Pour cet acteur politique qui a voté ce matin, il est temps de mettre fin à une transition qui n’a que trop duré et qui, selon lui, mène le pays dans une impasse totale. « Citoyens guinéens, aujourd’hui, près de 7 millions de Guinéens sont appelés à s’acquitter de leur devoir civique », a-t-il déclaré. « Le référendum n’est pas une question de leader politique. Il s’agit de signer un contrat avec les dirigeants actuels, mais aussi avec les futurs dirigeants. C’est un texte qui va fédérer le pays, notre génération et les générations futures. Nous souhaitons que cette constitution soit adoptée pour servir de document de base, afin que nous n’ayons plus que des amendements en République de Guinée, et que l’on arrête d’avoir une nouvelle constitution à chaque occasion », a indiqué l’acteur politique.

Il a exprimé sa satisfaction quant au déroulement du vote. « J’ai pu faire le tour de plusieurs bureaux de vote grâce à un laissez-passer, et j’ai constaté l’engouement et la sécurité. C’est une chose salutaire. Je saisis cette occasion pour remercier les autorités ainsi que les forces de l’ordre et de sécurité qui ont déployé d’importants moyens pour que ceux qui désirent voter puissent le faire dans la paix et la tranquillité », dit-il

Sur le processus du scrutin Référendaire, il a souligné qu’il y a trois choix possibles à faire: « Vous êtes pour le projet et vous cochez ‘Oui’, vous êtes contre et vous cochez ‘Non’, ou vous ne souhaitez pas vous prononcer et vous vous abstenez. La démocratie veut que chacun puisse s’exprimer à sa façon. Jusqu’ici, c’est ce qui se passe, et j’en suis ravi », s’est-il exprimé.

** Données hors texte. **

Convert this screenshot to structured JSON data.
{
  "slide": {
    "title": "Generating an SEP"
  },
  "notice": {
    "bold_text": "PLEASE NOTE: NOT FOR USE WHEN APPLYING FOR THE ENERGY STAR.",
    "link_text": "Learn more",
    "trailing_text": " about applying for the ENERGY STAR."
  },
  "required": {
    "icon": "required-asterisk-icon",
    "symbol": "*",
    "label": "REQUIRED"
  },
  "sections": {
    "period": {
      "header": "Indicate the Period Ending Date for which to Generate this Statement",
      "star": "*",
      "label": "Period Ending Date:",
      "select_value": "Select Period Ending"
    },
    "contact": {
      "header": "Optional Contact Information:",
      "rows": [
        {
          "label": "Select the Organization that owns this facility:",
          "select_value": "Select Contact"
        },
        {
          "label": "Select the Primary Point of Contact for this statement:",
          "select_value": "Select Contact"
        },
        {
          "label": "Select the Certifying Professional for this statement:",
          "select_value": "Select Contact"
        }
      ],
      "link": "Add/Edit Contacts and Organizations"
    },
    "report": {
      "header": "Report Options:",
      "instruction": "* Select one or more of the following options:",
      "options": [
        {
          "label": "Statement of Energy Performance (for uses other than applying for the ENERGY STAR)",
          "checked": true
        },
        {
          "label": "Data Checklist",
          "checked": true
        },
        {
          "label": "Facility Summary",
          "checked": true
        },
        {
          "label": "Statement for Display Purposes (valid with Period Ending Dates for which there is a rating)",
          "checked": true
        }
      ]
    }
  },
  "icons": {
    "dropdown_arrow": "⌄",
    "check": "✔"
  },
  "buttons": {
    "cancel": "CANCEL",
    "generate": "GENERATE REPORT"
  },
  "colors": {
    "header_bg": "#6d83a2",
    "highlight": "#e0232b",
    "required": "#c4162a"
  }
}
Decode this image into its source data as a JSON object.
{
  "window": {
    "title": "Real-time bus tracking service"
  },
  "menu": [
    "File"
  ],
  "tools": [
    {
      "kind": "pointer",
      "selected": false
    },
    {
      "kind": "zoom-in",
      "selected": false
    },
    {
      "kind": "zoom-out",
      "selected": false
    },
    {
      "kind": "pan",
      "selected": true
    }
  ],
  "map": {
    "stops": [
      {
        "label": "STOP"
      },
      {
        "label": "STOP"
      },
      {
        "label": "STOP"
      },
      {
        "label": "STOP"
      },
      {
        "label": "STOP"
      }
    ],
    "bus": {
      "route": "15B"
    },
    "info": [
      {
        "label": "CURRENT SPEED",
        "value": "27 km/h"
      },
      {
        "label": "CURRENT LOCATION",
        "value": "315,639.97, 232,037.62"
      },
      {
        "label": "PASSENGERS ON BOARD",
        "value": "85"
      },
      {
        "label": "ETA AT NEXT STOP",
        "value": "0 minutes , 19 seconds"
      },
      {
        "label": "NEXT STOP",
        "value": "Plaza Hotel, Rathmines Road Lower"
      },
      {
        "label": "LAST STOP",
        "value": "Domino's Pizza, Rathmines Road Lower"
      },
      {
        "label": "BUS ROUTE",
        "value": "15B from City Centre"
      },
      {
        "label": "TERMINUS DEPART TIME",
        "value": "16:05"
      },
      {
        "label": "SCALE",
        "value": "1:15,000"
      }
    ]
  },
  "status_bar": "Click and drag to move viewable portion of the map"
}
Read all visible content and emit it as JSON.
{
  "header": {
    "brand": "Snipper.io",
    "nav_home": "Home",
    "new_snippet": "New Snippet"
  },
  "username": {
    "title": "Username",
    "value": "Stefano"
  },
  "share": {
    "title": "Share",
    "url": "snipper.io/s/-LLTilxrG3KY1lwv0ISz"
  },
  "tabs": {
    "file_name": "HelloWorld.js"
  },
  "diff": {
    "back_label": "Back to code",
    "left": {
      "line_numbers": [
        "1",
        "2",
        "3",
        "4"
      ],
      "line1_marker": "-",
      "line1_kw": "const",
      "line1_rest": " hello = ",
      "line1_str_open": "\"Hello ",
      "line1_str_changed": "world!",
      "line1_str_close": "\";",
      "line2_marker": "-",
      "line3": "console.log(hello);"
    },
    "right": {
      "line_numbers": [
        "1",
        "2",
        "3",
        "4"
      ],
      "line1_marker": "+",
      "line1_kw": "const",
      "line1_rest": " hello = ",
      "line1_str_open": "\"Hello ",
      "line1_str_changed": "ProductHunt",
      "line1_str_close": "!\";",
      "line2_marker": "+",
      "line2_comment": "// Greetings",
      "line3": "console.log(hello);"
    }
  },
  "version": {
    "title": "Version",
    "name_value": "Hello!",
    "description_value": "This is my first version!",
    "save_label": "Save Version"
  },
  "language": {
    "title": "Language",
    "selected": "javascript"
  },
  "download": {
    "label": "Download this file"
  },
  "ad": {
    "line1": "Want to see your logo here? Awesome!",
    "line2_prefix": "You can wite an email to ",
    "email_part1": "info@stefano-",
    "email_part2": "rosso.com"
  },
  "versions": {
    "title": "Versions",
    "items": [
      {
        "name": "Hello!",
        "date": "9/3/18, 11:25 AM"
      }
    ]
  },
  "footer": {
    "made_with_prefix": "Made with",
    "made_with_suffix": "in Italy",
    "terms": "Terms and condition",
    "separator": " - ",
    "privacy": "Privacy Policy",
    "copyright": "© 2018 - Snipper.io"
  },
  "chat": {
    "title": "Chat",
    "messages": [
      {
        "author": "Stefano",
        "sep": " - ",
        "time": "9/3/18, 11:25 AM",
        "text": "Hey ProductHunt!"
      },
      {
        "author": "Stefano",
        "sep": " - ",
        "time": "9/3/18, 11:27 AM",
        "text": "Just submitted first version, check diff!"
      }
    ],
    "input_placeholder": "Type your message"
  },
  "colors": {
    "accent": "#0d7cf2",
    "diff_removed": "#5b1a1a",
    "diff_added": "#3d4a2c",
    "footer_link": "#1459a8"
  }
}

Un Dispositif Sécuritaire Justifié

Ce scrutin référendaire se déroule dans un contexte particulier, caractérisé par le déploiement d’un important dispositif sécuritaire sur tous les axes routiers. Interrogé sur la question, Mohamed Cissé a affirmé : « Quoi que vous fassiez, les gens trouveront toujours quelque chose à redire. Si la sécurité avait été prise à la légère et que des incidents s’étaient produits, on aurait aussi critiqué, en disant qu’il fallait prendre toutes les mesures nécessaires. Je pense que le rôle premier d’un État est d’assurer la sécurité de chaque citoyen et de leurs biens », a-t-il signalé.

Il a ajouté il n’y a jamais de sécurité extrême quand il s’agit de défendre les citoyens. « Tant que l’on peut protéger les citoyens, il faut le faire. Les autorités ont estimé que 45 000 agents étaient suffisants pour sécuriser le scrutin. Même si ce chiffre était de 90 000, je n’y verrais aucun problème, pourvu qu’il n’y ait pas de perte en vies humaines et que l’élection se déroule dans la paix et la tranquillité. C’est ce qui est important », a-t-il martelé

Interrogé sur la signification de ce référendum pour la Guinée, la réponse du responsable politique est sans équivoque. Il estime qu’il faut en finir avec la transition. « J’ai eu l’occasion de dire à plusieurs personnes que même si je n’étais pas proche du CNRD (Comité national du rassemblement et du développement) aujourd’hui, j’aurais voté ‘Oui’ à cette nouvelle constitution. Même si elle proposait de transformer la République en un royaume, j’aurais voté ‘Oui’ pour la simple raison qu’il faut mettre fin à la transition », a expliqué Mohamed Cissé.

Il a également expliqué que de nombreux projets sont bloqués, notamment des financements, car le pays est dans une situation exceptionnelle. « Un pays qui se fixe pour objectif le développement ne peut pas vivre dans cette situation. Il faut donc en finir avec la transition, et ce référendum est le premier pas. On ne peut pas organiser d’élections présidentielle ou législative avec une charte de la transition ; cela ne se fait nulle part dans le monde », a ajouté le le leader politique.

Mohamed Cissé a conclu en soulignant le paradoxe dans certaines prise de positions : « Ceux qui demandent la fin de la transition et qui appellent en même temps au boycott du référendum sont en contradiction. On ne peut pas mettre fin à la transition sans d’abord se doter d’une nouvelle constitution », a-t-il conclu.